Pepeler Mehmet S, Yildiz Şeyma, Yegin Zeynep A, Özkurt Zübeyde N, Tunçcan Özlem G, Erbaş Gonca, Köktürk Nurdan, Kalkanci Ayşe, Yildirim Zeki
Gazi University, Ankara, Turkey.
J Infect Dev Ctries. 2018 Sep 30;12(9):799-805. doi: 10.3855/jidc.9961.
Invasive fungal infection (IFI) is a major cause of morbidity and mortality in allogeneic hematopoietic stem cell transplantation (allo-HSCT) recipients. A previous history of IFI is not an absolute contraindication for allo-HSCT, particularly in the era of secondary antifungal prophylaxis (SAP). Prompt diagnosis and therapy are essential for HSCT outcome.
The charts of 58 allo-HSCT recipients [median age:29.5 (16-62); M/F:41/17] who had a previous history of IFI were retrospectively reviewed.
Possible IFI was demonstrated in 32 (55.2%), probable in 13 (22.4%) and proven in 13 patients (22.4%). All patients received SAP [liposomal amphoterisin B (n ꞊ 35), voriconazole (n ꞊ 17), caspofungin (n ꞊ 2), posaconazole (n ꞊ 1), combination therapy (n = 3)] which was started on the first day of the conditioning regimen. Treatment success was better in the voriconazole group when compared to the amphotericin B arm (100% vs 69.2%; p = 0.029). Development of breakthrough IFI was more frequent in patients on amphotericin B prophylaxis (42.4% vs 23.1%; p = 0.036). Clinical and radiological response were achieved in 13 of 18 patients (72.2%) who developed breakthrough infection. Overall survival of the study population was 13.5% at a median follow-up of 154 (7-3285) days. Fungal mortality was found to be 23%. Overall survival was better in the voriconazole arm, without statistical significance (90% vs 65.8%, p > 0.05).

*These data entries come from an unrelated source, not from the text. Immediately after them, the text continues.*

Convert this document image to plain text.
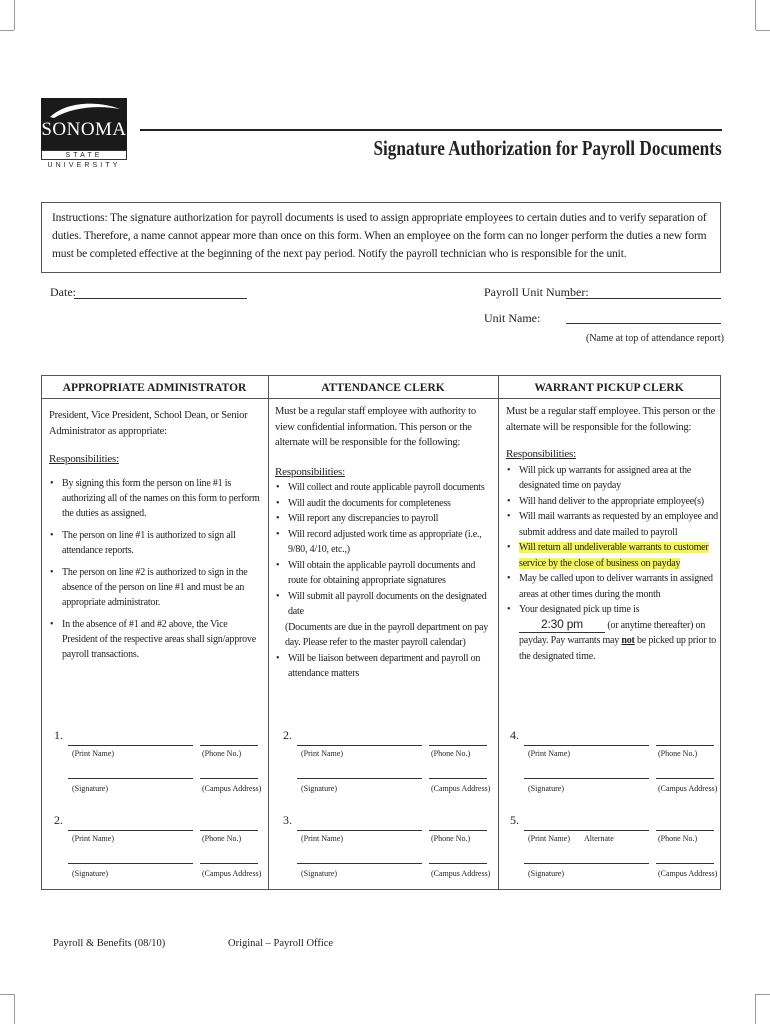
SONOMA
STATE UNIVERSITY
Signature Authorization for Payroll Documents
Instructions: The signature authorization for payroll documents is used to assign appropriate employees to certain duties and to verify separation of duties. Therefore, a name cannot appear more than once on this form. When an employee on the form can no longer perform the duties a new form must be completed effective at the beginning of the next pay period. Notify the payroll technician who is responsible for the unit.
Date:	Payroll Unit Number:
Unit Name:
(Name at top of attendance report)
APPROPRIATE ADMINISTRATOR	ATTENDANCE CLERK	WARRANT PICKUP CLERK
President, Vice President, School Dean, or Senior Administrator as appropriate:
Responsibilities:
• By signing this form the person on line #1 is authorizing all of the names on this form to perform the duties as assigned.
• The person on line #1 is authorized to sign all attendance reports.
• The person on line #2 is authorized to sign in the absence of the person on line #1 and must be an appropriate administrator.
• In the absence of #1 and #2 above, the Vice President of the respective areas shall sign/approve payroll transactions.
Must be a regular staff employee with authority to view confidential information. This person or the alternate will be responsible for the following:
Responsibilities:
• Will collect and route applicable payroll documents
• Will audit the documents for completeness
• Will report any discrepancies to payroll
• Will record adjusted work time as appropriate (i.e., 9/80, 4/10, etc.,)
• Will obtain the applicable payroll documents and route for obtaining appropriate signatures
• Will submit all payroll documents on the designated date
(Documents are due in the payroll department on pay day. Please refer to the master payroll calendar)
• Will be liaison between department and payroll on attendance matters
Must be a regular staff employee. This person or the alternate will be responsible for the following:
Responsibilities:
• Will pick up warrants for assigned area at the designated time on payday
• Will hand deliver to the appropriate employee(s)
• Will mail warrants as requested by an employee and submit address and date mailed to payroll
• Will return all undeliverable warrants to customer service by the close of business on payday
• May be called upon to deliver warrants in assigned areas at other times during the month
• Your designated pick up time is 2:30 pm (or anytime thereafter) on payday. Pay warrants may not be picked up prior to the designated time.
1.
(Print Name)	(Phone No.)
(Signature)	(Campus Address)
2.
(Print Name)	(Phone No.)
(Signature)	(Campus Address)
2.
(Print Name)	(Phone No.)
(Signature)	(Campus Address)
3.
(Print Name)	(Phone No.)
(Signature)	(Campus Address)
4.
(Print Name)	(Phone No.)
(Signature)	(Campus Address)
5.
(Print Name) Alternate	(Phone No.)
(Signature)	(Campus Address)
Payroll & Benefits (08/10)	Original – Payroll Office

Secondary antifungal prophylaxis is considered to be an indispensible strategy in patients with pre-HSCT IFI history. Voriconazole seems to be a relatively better alternative despite an underlying necessity of larger prospective trials.
侵袭性真菌感染(IFI)是异基因造血干细胞移植(allo-HSCT)受者发病和死亡的主要原因。既往有IFI病史并非allo-HSCT的绝对禁忌证,尤其是在二级抗真菌预防(SAP)时代。及时诊断和治疗对HSCT的预后至关重要。
回顾性分析58例既往有IFI病史的allo-HSCT受者的病历[中位年龄:29.5(16 - 62岁);男/女:41/17]。
32例(55.2%)患者显示可能为IFI,13例(22.4%)可能为IFI,13例(22.4%)确诊为IFI。所有患者均接受了SAP[脂质体两性霉素B(n = 35)、伏立康唑(n = 17)、卡泊芬净(n = 2)、泊沙康唑(n = 1)、联合治疗(n = 3)],于预处理方案的第一天开始使用。与两性霉素B组相比,伏立康唑组的治疗成功率更高(100%对69.2%;p = 0.029)。接受两性霉素B预防的患者发生突破性IFI的频率更高(42.4%对23.1%;p = 0.036)。18例发生突破性感染的患者中有13例(72.2%)实现了临床和影像学缓解。在中位随访154(7 - 3285)天的研究人群中,总生存率为13.5%。真菌死亡率为23%。伏立康唑组的总生存率更高,但无统计学意义(90%对65.8%,p > 0.05)。
二级抗真菌预防被认为是有HSCT前IFI病史患者不可或缺的策略。尽管有必要进行更大规模的前瞻性试验,但伏立康唑似乎是相对较好的选择。